Идти не хотелось прямо до смерти. Я чувствовал себя уставшим и с наслаждением провел бы дома эту лучшую часть дня: какое счастье — с утра посидеть с Джоном, Патом и Эрией, поболтать ни о чем, стоять с Патом у пожарной лестницы, глядя на мир внизу.
Само собой, прошлой ночью мне было не до сна. Уже вторую ночь подряд. После случая с Амбер.
Амбер. Лицемерие с моей стороны — упрекать Джона.
Поскольку ломало-то меня из-за нее.
Старо как мир: полицейский, который влюбляется в подозреваемую, или в свидетеля, или в потерпевшую. Клише. Об этом даже в полицейской академии рассказывают, особенно часто такое случается, очевидно, при расследовании дел о внутрисемейных преступлениях.
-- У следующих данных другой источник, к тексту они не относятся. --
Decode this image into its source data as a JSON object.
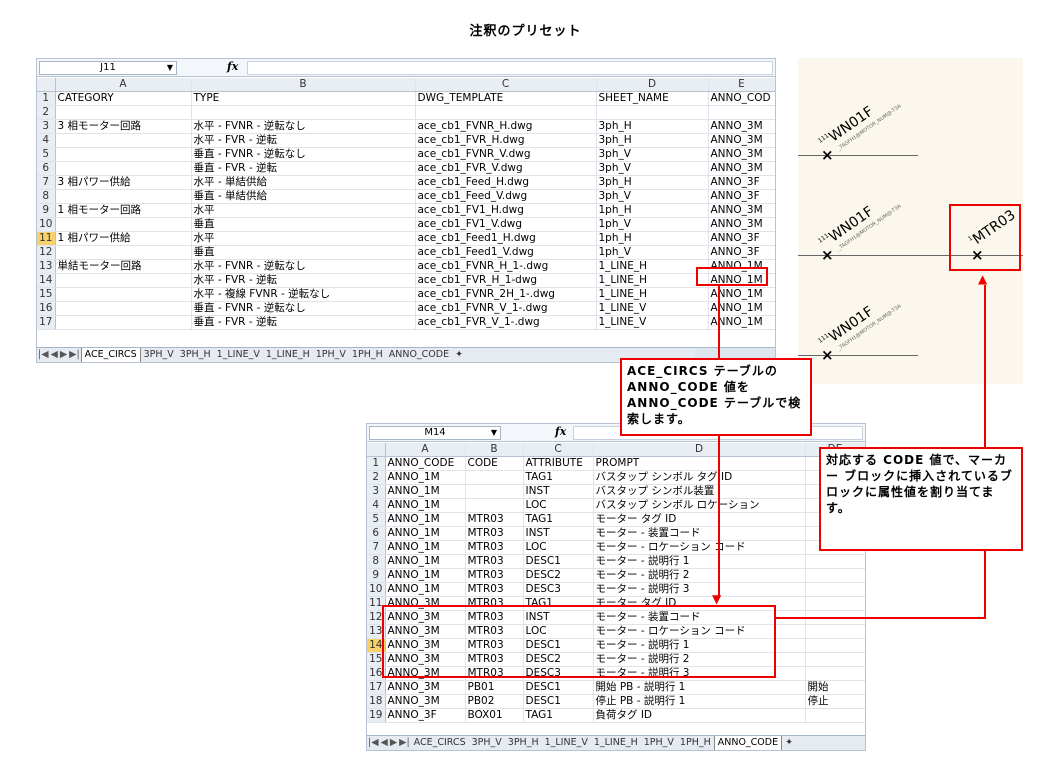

Как бы то ни было, надо почаще думать головой. После встречи с Рэдхорсом мне следовало немедленно залечь на дно. Так поступил бы умный человек. Но Амбер притягивала меня как магнит. Завладела мной. В ней было что-то, против чего я не мог устоять. Умна, обаятельна, сексуальна. Будь я старше, возможно, мне было бы все равно. Необходимо было бежать. Но совершенно не хотелось. Меня возбуждало, помимо всего прочего, то самое ощущение, что она — полная противоположность Виктории Патавасти. Зеркальное отображение Виктории, Виктория из параллельного мира. «Белая кость», блондинка, любовница-антипод Виктории. Обе исключительно умны, но Амбер недоставало остроумия Виктории, у нее не было той веселости, да и откуда бы? Виктория, единственная темнокожая во всей школе, изначально нуждалась в защитном механизме. И выработала его: словами могла отшить любого, кто к ней приставал. Сплошь сарказм и ирония. Такую девушку нельзя было упускать. И ведь все это было еще до наркотиков и до болезни матери — мне нет оправдания. Видимо, я был слишком зелен, слишком занят собой и своим окружением.
Ума больно много, говорили обо мне учителя, и то же самое они говорили о ней. Но она выбилась в лидеры. А мне для этого чего-то не хватало, может, тонкости, умения лавировать. Да и откуда бы взяться таким качествам во мне, выросшем в сумасшедшем доме с родителями-псевдохиппи и равнодушными братьями и сестрами? Тонкости никто бы и не заметил. И вообще Виктория была не моего круга, ей суждено было попасть в Оксфорд, окончить его с отличием и тут же пойти работать в некоммерческую организацию, которая предложила бы ей грин-карту, квартиру, за которую платила бы фирма, приличную зарплату, солидное положение, быстрое продвижение по службе и возможность жить в США. А я все продолбал — и тогда, и вот теперь, снова.
Я вздохнул и вышел на улицу.
Колфакс-авеню. Жара, свет, отходы, полицейский на мотоцикле допрашивает троих мексиканцев. Перед Центром по планированию семьи какой-то протестующий держит рекламный щит с изображением человеческого зародыша. Байкеры в парке курят траву.